The Real Reason You Feel Bad With Money
Most people were never taught how to read it.
Most people aren’t bad with money.
They’re financially illiterate.
And we never taught them how to read it.
As a music teacher, I’ve said for years: if we taught musical literacy the same way we teach reading literacy, almost everyone would know how to play an instrument.
Not perfectly.
Not professionally.
But functionally.
You’ve probably heard people say things like:
“Our family just isn’t musical.”
“Everyone in our family is tone deaf.”
“I could never learn an instrument.”
We accept those statements without question.
But imagine hearing a parent say:
“My child is just never going to learn how to read.”
We wouldn’t accept that.
We wouldn’t say, “Yeah, reading just isn’t for everyone.”
We would intervene.
We would support.
We would practice.
Because literacy is essential.
The things we value, we teach.
The things we teach, people practice.
The things people practice, they improve at.
Now think about money.
We interact with it constantly. Arguably more than language itself.
Bills. Contracts. Debt. Paychecks. Insurance. Taxes. Groceries. Rent. Interest rates. Subscriptions. Retirement accounts.
Almost every major decision in adult life runs through money first.
Now imagine graduating into adulthood unable to read.
Every contract would feel dangerous.
Every street sign uncertain.
Every instruction confusing.
You would constantly rely on other people to interpret the world for you.
That’s how many people experience money.
And then we shame them for it, as if struggling with a system you were never taught to navigate is a character flaw rather than a predictable outcome.
Think about what that shame actually costs.
People avoid looking at their bank accounts because ignorance feels safer than confrontation.
They nod through mortgage signings they don’t understand.
They hand their finances over to advisors without knowing the questions to ask.
The shame doesn’t protect them. It deepens the problem.
We expect people to navigate one of the most powerful systems in modern society with almost no meaningful education or practice.
Yes, many states now require one financial literacy class before graduation.
That’s a start.
But imagine if we treated reading the same way:
“Here’s one semester on literacy. Good luck.”
Reading takes years of repetition. Practice. Correction. Application.
Money is no different.
Unfortunately, most of us don’t begin learning about money until we’re already living inside the consequences of not understanding it.
So adulthood becomes the classroom, and the lessons arrive as overdraft fees, compounding debt, and retirement accounts started a decade too late.

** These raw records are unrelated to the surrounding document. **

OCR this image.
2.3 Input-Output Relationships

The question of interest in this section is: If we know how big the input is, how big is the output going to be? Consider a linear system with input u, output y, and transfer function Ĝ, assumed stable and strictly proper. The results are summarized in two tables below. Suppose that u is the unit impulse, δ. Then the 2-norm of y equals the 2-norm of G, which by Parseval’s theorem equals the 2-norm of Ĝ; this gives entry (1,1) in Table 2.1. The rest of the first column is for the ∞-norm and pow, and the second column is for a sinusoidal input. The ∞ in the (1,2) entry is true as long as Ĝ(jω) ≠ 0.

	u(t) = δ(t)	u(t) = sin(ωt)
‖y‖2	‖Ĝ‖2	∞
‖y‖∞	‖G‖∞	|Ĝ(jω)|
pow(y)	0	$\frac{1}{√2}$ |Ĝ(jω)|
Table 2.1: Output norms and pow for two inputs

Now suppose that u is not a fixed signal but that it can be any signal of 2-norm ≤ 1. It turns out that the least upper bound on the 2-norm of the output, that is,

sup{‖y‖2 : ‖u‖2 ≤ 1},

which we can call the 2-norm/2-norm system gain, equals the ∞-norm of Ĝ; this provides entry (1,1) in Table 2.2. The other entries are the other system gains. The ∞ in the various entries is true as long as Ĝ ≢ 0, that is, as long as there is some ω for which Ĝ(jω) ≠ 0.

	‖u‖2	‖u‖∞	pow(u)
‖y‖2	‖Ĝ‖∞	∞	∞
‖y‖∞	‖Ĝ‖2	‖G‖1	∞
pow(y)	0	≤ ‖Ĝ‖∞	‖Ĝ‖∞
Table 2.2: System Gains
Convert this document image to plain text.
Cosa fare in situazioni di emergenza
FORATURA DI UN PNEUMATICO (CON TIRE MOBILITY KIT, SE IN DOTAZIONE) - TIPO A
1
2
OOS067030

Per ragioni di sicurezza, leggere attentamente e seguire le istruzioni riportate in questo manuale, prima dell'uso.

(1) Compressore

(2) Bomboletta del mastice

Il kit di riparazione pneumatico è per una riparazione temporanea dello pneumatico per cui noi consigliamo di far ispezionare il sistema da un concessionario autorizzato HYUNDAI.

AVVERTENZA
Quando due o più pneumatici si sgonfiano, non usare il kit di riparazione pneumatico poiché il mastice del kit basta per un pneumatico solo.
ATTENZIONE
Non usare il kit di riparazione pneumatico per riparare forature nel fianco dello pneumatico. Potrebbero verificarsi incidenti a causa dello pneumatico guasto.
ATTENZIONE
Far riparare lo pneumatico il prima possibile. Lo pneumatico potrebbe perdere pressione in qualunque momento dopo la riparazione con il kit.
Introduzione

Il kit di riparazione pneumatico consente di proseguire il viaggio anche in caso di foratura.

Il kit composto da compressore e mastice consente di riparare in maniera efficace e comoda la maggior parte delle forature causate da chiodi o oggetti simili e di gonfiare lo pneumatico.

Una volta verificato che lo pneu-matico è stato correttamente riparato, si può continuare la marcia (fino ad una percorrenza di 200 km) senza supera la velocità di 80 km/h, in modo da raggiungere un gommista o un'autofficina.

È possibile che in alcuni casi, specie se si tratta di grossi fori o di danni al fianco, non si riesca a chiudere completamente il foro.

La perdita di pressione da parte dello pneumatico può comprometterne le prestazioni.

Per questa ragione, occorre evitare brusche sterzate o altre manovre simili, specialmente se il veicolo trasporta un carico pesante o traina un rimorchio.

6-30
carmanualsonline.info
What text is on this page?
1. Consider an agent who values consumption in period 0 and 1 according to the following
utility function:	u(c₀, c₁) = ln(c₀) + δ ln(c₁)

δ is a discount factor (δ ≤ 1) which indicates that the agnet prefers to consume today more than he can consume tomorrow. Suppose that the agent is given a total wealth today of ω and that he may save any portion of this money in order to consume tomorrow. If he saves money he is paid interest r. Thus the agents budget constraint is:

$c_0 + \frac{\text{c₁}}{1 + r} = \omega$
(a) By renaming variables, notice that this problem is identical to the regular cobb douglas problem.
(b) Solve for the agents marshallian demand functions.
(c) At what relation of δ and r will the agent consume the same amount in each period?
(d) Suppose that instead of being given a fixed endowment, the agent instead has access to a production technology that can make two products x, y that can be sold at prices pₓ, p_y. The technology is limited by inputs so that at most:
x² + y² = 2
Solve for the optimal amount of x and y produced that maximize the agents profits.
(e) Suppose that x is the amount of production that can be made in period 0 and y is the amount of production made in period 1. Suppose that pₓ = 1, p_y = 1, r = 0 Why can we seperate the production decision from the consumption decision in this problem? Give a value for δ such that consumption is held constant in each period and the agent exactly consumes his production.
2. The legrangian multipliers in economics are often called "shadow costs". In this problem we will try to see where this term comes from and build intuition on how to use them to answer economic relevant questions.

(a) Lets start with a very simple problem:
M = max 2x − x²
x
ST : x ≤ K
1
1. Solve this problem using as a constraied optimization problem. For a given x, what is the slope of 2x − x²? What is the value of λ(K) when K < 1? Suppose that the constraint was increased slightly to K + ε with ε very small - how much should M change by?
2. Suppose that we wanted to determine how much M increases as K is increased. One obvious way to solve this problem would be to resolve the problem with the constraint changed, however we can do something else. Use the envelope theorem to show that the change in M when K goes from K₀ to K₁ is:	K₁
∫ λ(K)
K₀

Many of us spend years making avoidable mistakes because nobody taught us the basics: how debt works, how investing works, how interest compounds, how marketing manipulates us into spending against our own interests, how to build freedom instead of just surviving.
And if you choose not to learn these things, there are plenty of people who will gladly do the math for you.
Just not in your favor.
(I wrote more about that idea here: “If You Don’t Do the Math of Your Life, Someone Else Will.”)
And financial language makes this harder.
It’s often intentionally complicated, not because the information is difficult, but because confusion creates dependence.
If you believe you can’t understand money, you’ll always need someone else to interpret it for you.
Here’s what a music teacher knows:
You don’t become literate by understanding theory.
You become literate by doing it badly, then less badly, then well.
Financial literacy works the same way.
It starts small: reading one credit card statement all the way through. Learning what APR actually means. Understanding the difference between a Roth and a traditional IRA before you need to choose.
These aren’t advanced concepts.
They’re scales.
And scales are where every musician starts.
The problem was never that people are bad with money.
The problem is that most people were never taught how to read it.
The good news is that literacy can be learned.
Not overnight.
Not through hacks.
Through practice, repetition, and the willingness to feel confused before you feel confident.
That part, at least, is exactly like music.